The new approach took the form of a system of mutual recognition based on equivalence rather than harmonisation, and resulted in the General Directive 89/48/EEC (Mutual Recognition of Higher Education Diplomas) which was introduced in December 1988 and took effect in January 1993. It aimed to introduce a system for the recognition of qualifications of those professions to which access is in some way regulated or restricted by the State and which require at least three years’ university level training. In countries where the profession of psychologist was regulated by law, psychologists were covered by the General Directive; these countries were required to develop procedures for evaluating the equivalence of qualifications, and facilitating recognition of competence and thus mobility.

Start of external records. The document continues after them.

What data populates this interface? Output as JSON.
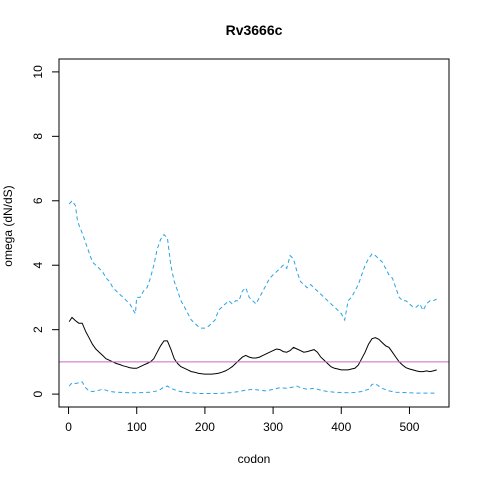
{
  "chart_data": {
    "type": "line",
    "title": "Rv3666c",
    "xlabel": "codon",
    "ylabel": "omega (dN/dS)",
    "xlim": [
      -14,
      558
    ],
    "ylim": [
      -0.4,
      10.4
    ],
    "xticks": [
      0,
      100,
      200,
      300,
      400,
      500
    ],
    "yticks": [
      0,
      2,
      4,
      6,
      8,
      10
    ],
    "grid": false,
    "reference_line": {
      "y": 1,
      "color": "#cc66cc"
    },
    "series": [
      {
        "color": "#29a3e6",
        "dash": "dashed",
        "x": [
          1,
          5,
          10,
          13,
          16,
          20,
          25,
          30,
          35,
          40,
          45,
          50,
          55,
          60,
          65,
          70,
          75,
          80,
          85,
          90,
          95,
          98,
          100,
          105,
          110,
          115,
          120,
          125,
          130,
          135,
          140,
          145,
          150,
          155,
          160,
          165,
          170,
          175,
          180,
          185,
          190,
          195,
          200,
          205,
          210,
          215,
          220,
          225,
          230,
          235,
          240,
          245,
          250,
          255,
          260,
          265,
          270,
          275,
          280,
          285,
          290,
          295,
          300,
          305,
          310,
          315,
          320,
          325,
          330,
          335,
          340,
          345,
          350,
          355,
          360,
          365,
          370,
          375,
          380,
          385,
          390,
          395,
          400,
          405,
          410,
          415,
          420,
          425,
          430,
          435,
          440,
          445,
          450,
          455,
          460,
          465,
          470,
          475,
          480,
          485,
          490,
          495,
          500,
          505,
          510,
          515,
          520,
          525,
          530,
          535,
          540
        ],
        "y": [
          5.9,
          6.0,
          5.85,
          5.4,
          5.2,
          5.0,
          4.7,
          4.4,
          4.1,
          4.0,
          3.9,
          3.8,
          3.6,
          3.5,
          3.3,
          3.2,
          3.1,
          3.0,
          2.9,
          2.8,
          2.6,
          2.5,
          3.0,
          3.0,
          3.2,
          3.3,
          3.6,
          4.0,
          4.5,
          4.8,
          4.95,
          4.85,
          4.0,
          3.5,
          3.2,
          2.9,
          2.7,
          2.5,
          2.3,
          2.2,
          2.1,
          2.05,
          2.05,
          2.1,
          2.2,
          2.3,
          2.6,
          2.7,
          2.8,
          2.9,
          2.8,
          2.9,
          2.9,
          3.2,
          3.3,
          3.0,
          2.9,
          2.8,
          3.0,
          3.2,
          3.4,
          3.6,
          3.7,
          3.8,
          3.9,
          4.0,
          3.9,
          4.3,
          4.2,
          3.8,
          3.5,
          3.4,
          3.3,
          3.4,
          3.3,
          3.2,
          3.1,
          3.0,
          2.9,
          2.8,
          2.7,
          2.6,
          2.5,
          2.3,
          2.9,
          3.0,
          3.2,
          3.4,
          3.7,
          4.0,
          4.2,
          4.35,
          4.3,
          4.2,
          4.1,
          3.9,
          3.7,
          3.6,
          3.3,
          3.0,
          2.9,
          2.9,
          2.8,
          2.7,
          2.7,
          2.8,
          2.6,
          2.8,
          2.9,
          2.9,
          2.95
        ]
      },
      {
        "color": "#000000",
        "dash": "solid",
        "x": [
          1,
          5,
          10,
          15,
          20,
          25,
          30,
          35,
          40,
          45,
          50,
          55,
          60,
          65,
          70,
          75,
          80,
          85,
          90,
          95,
          100,
          105,
          110,
          115,
          120,
          125,
          130,
          135,
          140,
          145,
          150,
          155,
          160,
          165,
          170,
          175,
          180,
          185,
          190,
          195,
          200,
          205,
          210,
          215,
          220,
          225,
          230,
          235,
          240,
          245,
          250,
          255,
          260,
          265,
          270,
          275,
          280,
          285,
          290,
          295,
          300,
          305,
          310,
          315,
          320,
          325,
          330,
          335,
          340,
          345,
          350,
          355,
          360,
          365,
          370,
          375,
          380,
          385,
          390,
          395,
          400,
          405,
          410,
          415,
          420,
          425,
          430,
          435,
          440,
          445,
          450,
          455,
          460,
          465,
          470,
          475,
          480,
          485,
          490,
          495,
          500,
          505,
          510,
          515,
          520,
          525,
          530,
          535,
          540
        ],
        "y": [
          2.25,
          2.38,
          2.28,
          2.2,
          2.2,
          1.95,
          1.75,
          1.55,
          1.4,
          1.3,
          1.2,
          1.1,
          1.05,
          1.0,
          0.95,
          0.92,
          0.88,
          0.85,
          0.82,
          0.8,
          0.8,
          0.85,
          0.9,
          0.95,
          1.0,
          1.1,
          1.3,
          1.5,
          1.65,
          1.65,
          1.4,
          1.1,
          0.95,
          0.85,
          0.8,
          0.75,
          0.7,
          0.68,
          0.65,
          0.63,
          0.62,
          0.62,
          0.62,
          0.63,
          0.65,
          0.68,
          0.72,
          0.78,
          0.85,
          0.95,
          1.05,
          1.15,
          1.2,
          1.15,
          1.12,
          1.12,
          1.15,
          1.2,
          1.25,
          1.3,
          1.35,
          1.4,
          1.38,
          1.32,
          1.3,
          1.35,
          1.45,
          1.4,
          1.35,
          1.3,
          1.32,
          1.35,
          1.38,
          1.3,
          1.15,
          1.05,
          0.95,
          0.85,
          0.8,
          0.78,
          0.75,
          0.75,
          0.75,
          0.78,
          0.8,
          0.9,
          1.1,
          1.3,
          1.55,
          1.72,
          1.75,
          1.7,
          1.6,
          1.5,
          1.45,
          1.3,
          1.15,
          1.0,
          0.9,
          0.82,
          0.78,
          0.75,
          0.72,
          0.7,
          0.7,
          0.72,
          0.7,
          0.72,
          0.75
        ]
      },
      {
        "color": "#29a3e6",
        "dash": "dashed",
        "x": [
          1,
          5,
          10,
          15,
          20,
          25,
          30,
          35,
          40,
          45,
          50,
          55,
          60,
          70,
          80,
          90,
          100,
          110,
          120,
          130,
          135,
          140,
          145,
          150,
          160,
          170,
          180,
          190,
          200,
          210,
          220,
          230,
          240,
          250,
          260,
          270,
          280,
          290,
          300,
          310,
          320,
          330,
          335,
          340,
          350,
          360,
          370,
          380,
          390,
          400,
          410,
          420,
          430,
          440,
          445,
          450,
          455,
          460,
          470,
          480,
          490,
          500,
          510,
          520,
          530,
          540
        ],
        "y": [
          0.25,
          0.35,
          0.33,
          0.35,
          0.38,
          0.2,
          0.1,
          0.08,
          0.1,
          0.12,
          0.15,
          0.12,
          0.08,
          0.06,
          0.05,
          0.04,
          0.04,
          0.05,
          0.06,
          0.1,
          0.15,
          0.22,
          0.25,
          0.18,
          0.1,
          0.06,
          0.04,
          0.02,
          0.02,
          0.02,
          0.02,
          0.03,
          0.05,
          0.08,
          0.12,
          0.15,
          0.12,
          0.1,
          0.15,
          0.2,
          0.18,
          0.22,
          0.25,
          0.2,
          0.15,
          0.18,
          0.12,
          0.08,
          0.06,
          0.05,
          0.04,
          0.05,
          0.08,
          0.15,
          0.3,
          0.32,
          0.25,
          0.18,
          0.1,
          0.06,
          0.05,
          0.04,
          0.03,
          0.03,
          0.03,
          0.03
        ]
      }
    ]
  }
}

The principle of mutual recognition through recognition of equivalence was formally introduced in 1989, and was followed over the next 15 years or so by a number of amendments and new Directives, as the EC struggled to find ways to achieve free movement within the Single European Market.  Although this was essentially a ‘top-down’ political process, it relied on individual member states creating the mechanisms to evaluate equivalence and also having the will and the mutual trust and respect to accept the quality of education and training gained in member states. The first general system Directive (89/48/EEC), was followed by the second general system Directive (92/51/EEC), amended by 1999/42/EEC, and finally all Sectoral and General Directives were repealed and subsumed under the Directive 2005/36/EEC, which has also since been amended several times.

As a piece of consolidating legislation, Directive 2005/36/EC sets out three systems for recognition of qualifications: (i) automatic recognition for the seven professions for which training conditions have been harmonised (the ‘sectoral’ professions) (though problems can arise with changes in practice over time which may be appropriate in one member state, yet require negotiation across the EU); (ii) the general system for other regulated professions and (iii) recognition on the basis of professional experience for certain professional activities (e.g. the craft, commerce or industry sector). Under (ii) mutual recognition should be automatic where there is sufficient commonality of education and training; where there are significant differences in the education and training, the Directive requires that recognition be granted by the Member State after compensation in the form of either an adaptation period or an aptitude test. In recent years there have been various initiatives aiming to facilitate mobility by creating standards (the ‘common platform’) or qualification records (through the ‘EuroPass’). Mobility has also been pursued through the harmonisation of qualification frameworks in the Bologna Process.

  • What happens in practice?

National governments are responsible for implementing the directive, usually through their government departments and their ‘competent authorities’. The ‘competent authority’ is responsible for evaluating qualifications of professionals  who have received their education and training from another country, and determining their equivalence to the qualifications required in the home country. In countries where the profession of psychologist is regulated, the competent authority is normally a government department or agency. In countries where the profession of psychologist is not regulated, there is normally some form of registration, often through the psychologists association, which provides recognition of qualifications. In these countries, the national psychologists association, or other body, will serve as the competent authority.